I think the Jonah Peretti article is making a pretty big logical leap when he argues that opposition to invasive species is motivated (or at least has historical roots in) racism and bigotry. The two examples given are people in Nazi Germany who planted gardens with only native plants, and the fact that there were a lot of conservation biologists from apartheid South Africa who published on the topic. I really don't think these two examples illustrate much, and you cannot extrapolate from them that any modern biologist who studies invasive species has nativist, nationalist, or racist leanings.

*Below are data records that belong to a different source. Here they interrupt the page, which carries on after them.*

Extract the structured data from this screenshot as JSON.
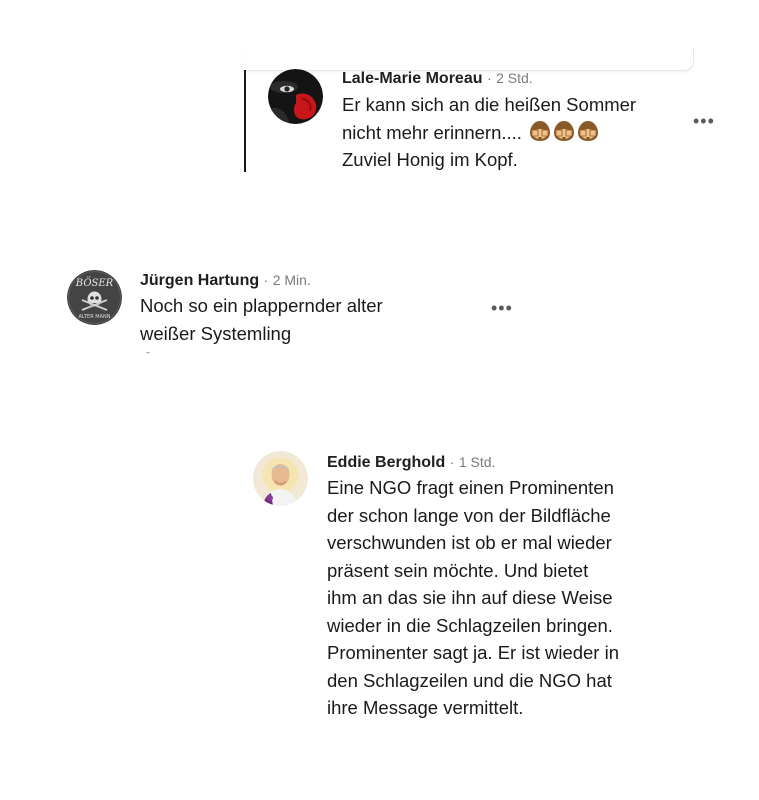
{
  "comments": [
    {
      "author": "Lale-Marie Moreau",
      "separator": "·",
      "time": "2 Std.",
      "lines": [
        "Er kann sich an die heißen Sommer",
        "nicht mehr erinnern....",
        "Zuviel Honig im Kopf."
      ],
      "emoji_count": 3,
      "more_label": "•••"
    },
    {
      "author": "Jürgen Hartung",
      "separator": "·",
      "time": "2 Min.",
      "lines": [
        "Noch so ein plappernder alter",
        "weißer Systemling"
      ],
      "avatar_text": [
        "BÖSER",
        "ALTER MANN"
      ],
      "more_label": "•••"
    },
    {
      "author": "Eddie Berghold",
      "separator": "·",
      "time": "1 Std.",
      "lines": [
        "Eine NGO fragt einen Prominenten",
        "der schon lange von der Bildfläche",
        "verschwunden ist ob er mal wieder",
        "präsent sein möchte. Und bietet",
        "ihm an das sie ihn auf diese Weise",
        "wieder in die Schlagzeilen bringen.",
        "Prominenter sagt ja. Er ist wieder in",
        "den Schlagzeilen und die NGO hat",
        "ihre Message vermittelt."
      ]
    }
  ]
}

In related news, the hemlock wooly adelgid insect has arrived in Tompkins County, fully 8 years before anybody expected it to. Am I a eugenic nativist because this news disturbs me? Or because I've seen too many forests in Massachusetts and Connecticut harmed by HWA? I just don't think its fair or valid for Peretti to make this particular claim.

Monday, April 20, 2009

In response to the email about citations..
The Elements of Style by Strunk changed my life...
For the science people who don't like to write in a way that is informative AND entertaining this really helps..

Thursday, April 16, 2009

New high speed rail

Obama today introduced a plan for high-speed rail. Guess where the east-west hub will be located? You got it, Chicago. 

Here's the article: 

I wonder what a 21st century booster might say. New high speed rail, an Olympic bid... Chicago hasn't really gone anywhere. 

Friday, April 3, 2009

Tragedy

During class when we discussed "The Ledge" and tragedy, I was thinking a lot about untimely death being considered tragedy to humans, but when it happens in the animal world, although it is generally viewed as sad, it's "nature." In the plains episode of Planet Earth, a young caribou is stalked, killed, and eaten by 2 wolves. Now, although this scene evokes a lot of emotion, particularly because it is a cute young little animal being viciously torn apart, it is still nature. It's all a part of an ecological interaction. Also take into consideration natural selection. If you're not strong enough, you're dead. However brutal it may seem, it is a well accepted part of science, biology, and life in the animal kingdom. Animals may die when they are young or before "their time" when they are eaten or subject to some natural disaster that kills them. But again, this is all what we view as part of nature. When the tables are turned on humans, though, and a person dies young or in some sort of accident, we view it as tragedy, not nature. The fisherman and the young boys died an untimely death in part because of the harsh environment they were in, and their death was classified as a tragety. What then, makes that any different than something like an animal dying in a flash flood? The way we view "tragedy" and our "oh well, that's just nature" attitude towards the untimely deaths of people and animals just shows another way of how human society separates itself from nature.